In this article we shortly present how the Roman Empire lost control of several important cities situated in the Italian peninsula.
AMALFI. Seaport on the southwest coast of Italy between Naples and Salerno. Like Gaeta, Amalfi belonged nominally to the Byzantine duchy of Naples, but it constituted an independent merchant republic after 839 with close political, economic, and artistic ties to Byzantium, as the great Byzantine bronze doors of the cathedral of Amalfi illustrate. However, the occupation of Amalfi in 1073 by the Normans, as well as the increasing dependence of Byzantium on Venice, rapidly diminished those ties.
ANCONA. Italian port-city located on a promontory along the coast of the Adriatic Sea. Like Croton it remained in Byzantine hands during the long wars with the Ostrogoths during the reign of Justinian I, resisting a determined siege by Totila in 551. In the ninth century it became semi-independent, recognizing the nominal authority of the papacy. In 1155 Manuel I used Ancona as a base of operations against the Normans. Merchants from Ancona carried on an active trade with Byzantium. One such merchant, Cyriacus of Ancona, wrote an account of his travels throughout Byzantine lands from 1412 to 1454.

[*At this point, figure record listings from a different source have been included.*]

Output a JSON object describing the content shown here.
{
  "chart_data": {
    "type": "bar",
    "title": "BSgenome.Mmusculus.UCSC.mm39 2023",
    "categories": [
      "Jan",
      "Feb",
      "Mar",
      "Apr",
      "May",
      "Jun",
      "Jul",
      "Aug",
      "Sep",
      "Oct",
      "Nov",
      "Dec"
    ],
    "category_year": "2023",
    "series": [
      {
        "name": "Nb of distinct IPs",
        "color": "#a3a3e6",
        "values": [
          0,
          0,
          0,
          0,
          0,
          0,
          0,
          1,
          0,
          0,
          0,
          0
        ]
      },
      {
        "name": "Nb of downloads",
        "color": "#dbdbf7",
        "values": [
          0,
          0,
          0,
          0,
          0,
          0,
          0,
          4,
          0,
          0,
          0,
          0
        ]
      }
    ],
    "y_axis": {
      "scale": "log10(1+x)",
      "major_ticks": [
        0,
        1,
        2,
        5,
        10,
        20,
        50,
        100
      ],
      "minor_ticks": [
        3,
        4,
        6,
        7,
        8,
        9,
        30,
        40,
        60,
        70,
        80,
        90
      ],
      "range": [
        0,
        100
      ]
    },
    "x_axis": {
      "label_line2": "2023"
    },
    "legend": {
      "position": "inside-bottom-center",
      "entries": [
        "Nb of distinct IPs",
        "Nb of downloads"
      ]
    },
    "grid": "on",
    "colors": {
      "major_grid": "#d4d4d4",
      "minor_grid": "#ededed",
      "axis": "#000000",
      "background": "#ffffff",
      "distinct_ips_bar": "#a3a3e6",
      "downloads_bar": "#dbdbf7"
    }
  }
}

APULIA. The heel-shaped, southeastern part of the Italian Peninsula, bordered by the mountainous Garagano Peninsula in the north and the Strait of Otranto in the south. Bari and Brindisi were its chief towns. Apulia was a battleground between Justinian I’s troops and the Ostrogoths. The Lombards overran it in the late sixth century, making it part of the Duchy of Benevento. Subsequently it was attacked by Arabs, and by Louis II, but Basil I reconquered much of the region for Byzantium in the ninth century. In the 11th century, control shifted to the Normans under Robert Guiscard, who set up the Duchy of Apulia. Byzantium was ejected from Apulia in 1071 when the Normans took Bari. This date resonates ominously in Byzantine history, for in 1071 the Seljuks won their important victory at Mantzikert in Asia Minor.
BARI. Fortified city in Apulia on the Adriatic Sea, and the center of Byzantine operations in southern Italy from the time of its reconquest by Basil I in 876 to 1071 when the Normans conquered Bari. The date 1071 is among the most ominous in the history of Byzantium, for it was not only the year the Byzantines were ejected from Italy but also the year of the battle of Mantzikert, which marked the beginning of Seljuk expansion in Asia Minor.
BENEVENTO. City in central Italy that suffered in the wars between Justinian I and the Ostrogoths. Totila finally destroyed its walls in 545. The Lombards occupied it from ca. 570, creating the duchy of Benevento, which included Capua and Salerno until the ninth century. Benevento became independent in 774, when Charlemagne destroyed the Lombard state. Thereafter, it switched acknowledgement of technical suzerainty from Charlemagne’s successors to Byzantium (Leo VI reoccupied it briefly from 891–895, and again in 1042–1051), then to the Normans and to the papacy, as the situation demanded.
BRINDISI. Important commercial port in Apulia, and terminus of the Via Appia, the Roman road that went to Rome via Capua. Its chief strategic importance lay in the fact that it was a main point of embarkation for Dyrrachion, across the Adriatic Sea, where the Via Egnatia began. This fact explains the importance of Brindisi to the Normans, and why they conquered it in 1071, making it a staging area for attacks on Dyrrachion.
CALABRIA. From about the middle of the seventh century the term no longer designated all of southern Italy, but only the peninsula (Bruttium in antiquity) that forms the toe of the Italian “boot,” separated from Sicily by the Strait of Messina. After the Arab conquest of Sicily in 902, Calabria was reorganized into a theme, which continued to be threatened by Arabs and Lombards in the 10th and 11th centuries. Norman expansion in southern Italy resulted in the conquest of Calabria by 1059. Norman suppression of the Greek rite in Calabria and Apulia was closely intertwined with the schism between the churches in 1054.